AT&T is briniging its unlimited data plann as a bundle with its U-Verse TV and new DirecTV services. This means that if you're a subscriber on either of those, the plan costs $100 for a single smartphone, with additional lines at $40 each. AT&T will also lop $10 off of your DirecTV or U-Verse bill. New subscribers will get throttled at the same 22GB limit as older users, but will also get unlimited texts and talking.
AT&T's latest plan is summarized are follows:
- For one person:
- The unlimited plan with one phone, including a first year of DirecTV, costs at least $110 a month and will rise to at least $140 a month after a year because of the DirecTV promotional price. This does not include fees, taxes or the cost of the phone itself.
- Just getting a phone plan with 5 GB of data would cost you $75 a month, before the cost of the phone, taxes and fees; it's $85, to start, including DirecTV.
- For two people:
- The unlimited plan costs at least $150.
- A 5 GB phone plan costs $100; 15 GB costs $130. Adding TV costs at least $10 a month more to start.
- For familes: A family of four would save money with the unlimited plan if they would have opted for a plan with 20 GB, but spend more if they just wanted to share 15 GB.
AT&T started throttling the "unlimited" plans after 5GB of data usage, a move that was not neglected by FCC. The regulator said that AT&T didn't adequately notify users about the drastic speed reductions, and slapped a $100 million fine on the carrier.
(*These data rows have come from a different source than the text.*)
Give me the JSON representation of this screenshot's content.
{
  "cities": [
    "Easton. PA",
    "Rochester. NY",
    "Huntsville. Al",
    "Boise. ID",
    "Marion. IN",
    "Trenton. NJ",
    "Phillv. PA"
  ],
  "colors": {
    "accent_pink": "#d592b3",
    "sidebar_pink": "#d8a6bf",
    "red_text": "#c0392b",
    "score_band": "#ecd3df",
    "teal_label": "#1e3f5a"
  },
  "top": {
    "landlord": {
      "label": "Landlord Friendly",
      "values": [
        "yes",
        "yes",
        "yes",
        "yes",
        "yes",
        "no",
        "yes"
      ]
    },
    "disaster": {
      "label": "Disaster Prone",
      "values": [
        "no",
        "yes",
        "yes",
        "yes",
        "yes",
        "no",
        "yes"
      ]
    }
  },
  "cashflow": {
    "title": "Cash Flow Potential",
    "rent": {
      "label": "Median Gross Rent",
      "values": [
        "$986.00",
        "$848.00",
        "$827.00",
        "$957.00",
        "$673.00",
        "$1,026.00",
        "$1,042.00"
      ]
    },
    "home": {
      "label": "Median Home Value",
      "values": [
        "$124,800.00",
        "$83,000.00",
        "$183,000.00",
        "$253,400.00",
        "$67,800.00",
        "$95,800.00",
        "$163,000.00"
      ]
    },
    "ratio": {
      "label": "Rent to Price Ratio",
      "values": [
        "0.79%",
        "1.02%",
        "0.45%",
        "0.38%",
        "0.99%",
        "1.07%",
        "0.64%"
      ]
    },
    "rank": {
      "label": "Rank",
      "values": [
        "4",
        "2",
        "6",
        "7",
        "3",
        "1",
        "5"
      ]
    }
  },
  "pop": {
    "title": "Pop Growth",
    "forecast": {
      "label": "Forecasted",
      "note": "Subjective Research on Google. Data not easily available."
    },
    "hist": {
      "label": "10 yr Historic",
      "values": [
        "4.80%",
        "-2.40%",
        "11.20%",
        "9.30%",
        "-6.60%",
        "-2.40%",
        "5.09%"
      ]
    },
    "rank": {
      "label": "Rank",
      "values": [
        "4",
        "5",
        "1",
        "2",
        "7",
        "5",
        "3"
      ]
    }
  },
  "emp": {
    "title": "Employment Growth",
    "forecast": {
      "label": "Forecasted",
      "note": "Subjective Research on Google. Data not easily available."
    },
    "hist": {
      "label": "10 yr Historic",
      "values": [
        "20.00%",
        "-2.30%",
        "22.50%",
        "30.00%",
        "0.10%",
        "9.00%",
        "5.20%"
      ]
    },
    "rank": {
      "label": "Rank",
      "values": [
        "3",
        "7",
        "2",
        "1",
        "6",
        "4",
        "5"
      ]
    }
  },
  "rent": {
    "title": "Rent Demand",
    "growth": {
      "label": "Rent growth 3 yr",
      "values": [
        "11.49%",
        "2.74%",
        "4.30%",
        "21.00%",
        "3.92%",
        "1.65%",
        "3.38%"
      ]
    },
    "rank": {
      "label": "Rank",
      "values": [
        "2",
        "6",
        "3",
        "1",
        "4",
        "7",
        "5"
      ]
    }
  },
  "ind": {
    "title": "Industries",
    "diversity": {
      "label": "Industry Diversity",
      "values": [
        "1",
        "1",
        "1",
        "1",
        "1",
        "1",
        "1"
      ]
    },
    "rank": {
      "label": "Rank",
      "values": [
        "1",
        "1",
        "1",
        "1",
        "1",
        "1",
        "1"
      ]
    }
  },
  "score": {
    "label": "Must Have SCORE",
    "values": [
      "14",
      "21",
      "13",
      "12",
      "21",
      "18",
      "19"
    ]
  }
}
Then AT&T increased the the throttling limit to the 22GB.
The unlimited data deal may be cheaper than AT&T's limited-data plan if you have a family that watches a lot of video and want cable; if it's one person, sticking with the existing plan is likely a better value, especially if you don't want cable. It's a limited-time offer but AT&T won't say when the promotion would end. People who sign up can keep their plans when or if the promotion ends.
While AT&T killed its unlimited data plan in 2010 for new customers unlimited plans still exist, as the wireless carriers let its existing customers keep unlimited plans, although the price has gone up recently.
T-Mobile and Sprint, the No. 3 and No. 4 carriers, currently offer unlimited plans for new customers. But they throttle, or slow your speed, after you use up 23GB.